During my program’s orientation, I stayed in a hostel located in the city centre of Dublin along with the other American students on the Arcadia University program. Since my university’s campus is about a twenty-minute bus ride from the urban part of Dublin, it was great to have those few first days to explore the city before moving into my apartment on campus. One of my favorite parts of orientation was learning about Gaelic football and hurling, two major Irish sports. The Arcadia program took us to a sports complex, where the staff took us onto the sports field and taught us the basics of these incredibly difficult sports. Although my lack of coordination put me at a disadvantage while participating in this part of orientation, I definitely enjoyed kicking off my abroad experience by doing something authentically Irish.
Another memorable part of my experience occurred this past weekend. I went on a trip with the other students studying abroad through the Arcadia program to the town of Killlarney, located in the Irish county of Kerry. I had the pleasure of seeing some incredibly beautiful scenary as we took a boat ride along the Lakes of Killarney and then took a horsecarriage ride through the nearby mountains. Killarney has been one of the most gorgeous places I’ve ever been to and I feel so lucky to have had the priviledge of visiting it.
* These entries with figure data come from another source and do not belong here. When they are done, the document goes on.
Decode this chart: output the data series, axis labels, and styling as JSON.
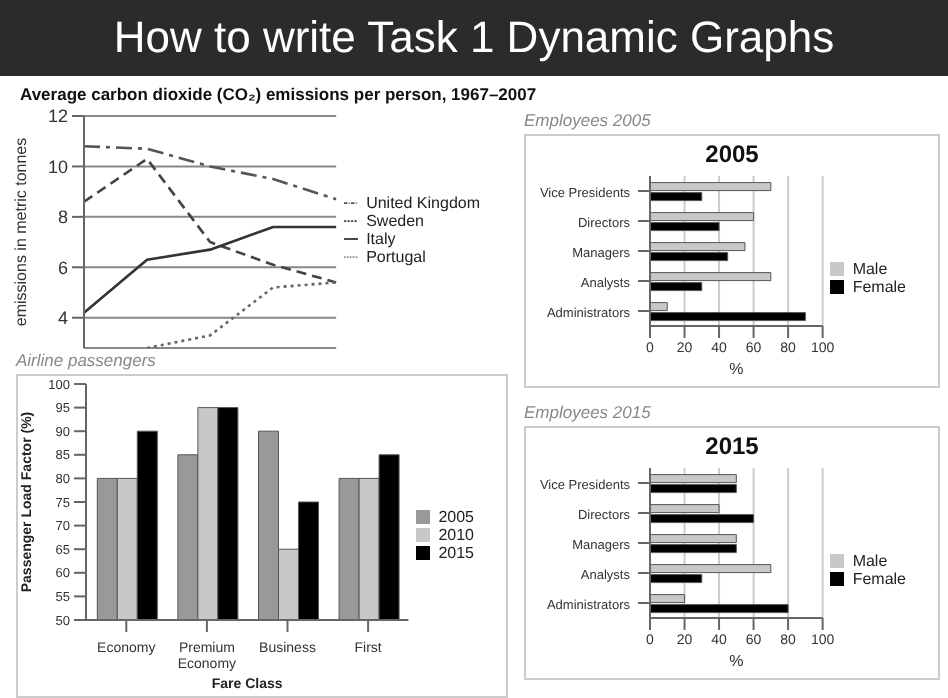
{
  "chart_data": [
    {
      "type": "other",
      "title": "How to write Task 1 Dynamic Graphs"
    },
    {
      "type": "line",
      "title": "Average carbon dioxide (CO₂) emissions per person, 1967–2007",
      "ylabel": "emissions in metric tonnes",
      "categories": [
        null,
        null,
        null,
        null,
        null
      ],
      "ylim": [
        2.8,
        12
      ],
      "yticks": [
        4,
        6,
        8,
        10,
        12
      ],
      "grid": "y",
      "legend": "right",
      "tick_labels": "y",
      "series": [
        {
          "name": "United Kingdom",
          "color": "#555555",
          "line_style": "dashdot",
          "values": [
            10.8,
            10.7,
            10.0,
            9.5,
            8.7
          ]
        },
        {
          "name": "Sweden",
          "color": "#444444",
          "line_style": "dashed",
          "values": [
            8.6,
            10.3,
            7.0,
            6.1,
            5.4
          ]
        },
        {
          "name": "Italy",
          "color": "#333333",
          "line_style": "solid",
          "values": [
            4.2,
            6.3,
            6.7,
            7.6,
            7.6
          ]
        },
        {
          "name": "Portugal",
          "color": "#666666",
          "line_style": "dotted",
          "values": [
            null,
            2.8,
            3.3,
            5.2,
            5.4
          ]
        }
      ]
    },
    {
      "type": "bar",
      "orientation": "horizontal",
      "subtitle": "Employees 2005",
      "title": "2005",
      "xlabel": "%",
      "categories": [
        "Vice Presidents",
        "Directors",
        "Managers",
        "Analysts",
        "Administrators"
      ],
      "xlim": [
        0,
        100
      ],
      "xticks": [
        0,
        20,
        40,
        60,
        80,
        100
      ],
      "grid": "x",
      "legend": "right",
      "series": [
        {
          "name": "Male",
          "color": "#c8c8c8",
          "values": [
            70,
            60,
            55,
            70,
            10
          ]
        },
        {
          "name": "Female",
          "color": "#000000",
          "values": [
            30,
            40,
            45,
            30,
            90
          ]
        }
      ]
    },
    {
      "type": "bar",
      "subtitle": "Airline passengers",
      "xlabel": "Fare Class",
      "ylabel": "Passenger Load Factor (%)",
      "categories": [
        "Economy",
        "Premium Economy",
        "Business",
        "First"
      ],
      "ylim": [
        50,
        100
      ],
      "yticks": [
        50,
        55,
        60,
        65,
        70,
        75,
        80,
        85,
        90,
        95,
        100
      ],
      "legend": "right",
      "series": [
        {
          "name": "2005",
          "color": "#999999",
          "values": [
            80,
            85,
            90,
            80
          ]
        },
        {
          "name": "2010",
          "color": "#c8c8c8",
          "values": [
            80,
            95,
            65,
            80
          ]
        },
        {
          "name": "2015",
          "color": "#000000",
          "values": [
            90,
            95,
            75,
            85
          ]
        }
      ]
    },
    {
      "type": "bar",
      "orientation": "horizontal",
      "subtitle": "Employees 2015",
      "title": "2015",
      "xlabel": "%",
      "categories": [
        "Vice Presidents",
        "Directors",
        "Managers",
        "Analysts",
        "Administrators"
      ],
      "xlim": [
        0,
        100
      ],
      "xticks": [
        0,
        20,
        40,
        60,
        80,
        100
      ],
      "grid": "x",
      "legend": "right",
      "series": [
        {
          "name": "Male",
          "color": "#c8c8c8",
          "values": [
            50,
            40,
            50,
            70,
            20
          ]
        },
        {
          "name": "Female",
          "color": "#000000",
          "values": [
            50,
            60,
            50,
            30,
            80
          ]
        }
      ]
    }
  ]
}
Despite all the craic I’ve been having while studying abroad (craic is Irish slang for fun), I have definitely experienced the difficulties that come with adjusting to life in a new country. I have had to get used to certain differences between Ireland and the United States. For example, in Ireland, the street signs are located on the corners of the buildings instead of being positioned separately on rods at street corners. Subtle differences such as this one made finding my way around the city a little difficult at first. Also, the classes in Ireland are structured very differently than those in the United States. Instead of consisting of continuous assessments, most Irish course grades are dependent upon one or two large assignments. However, regardless of having to adjust to these differences, I am confident that I made the right decision by studying abroad and can’t wait to see what these next three months in Ireland have in store for me.
Learning the basics of Gaelic hurling with some other study abroad students! I am on the far right.
Taking a boat ride along the Lakes of Killarney. Again, I am on the far right.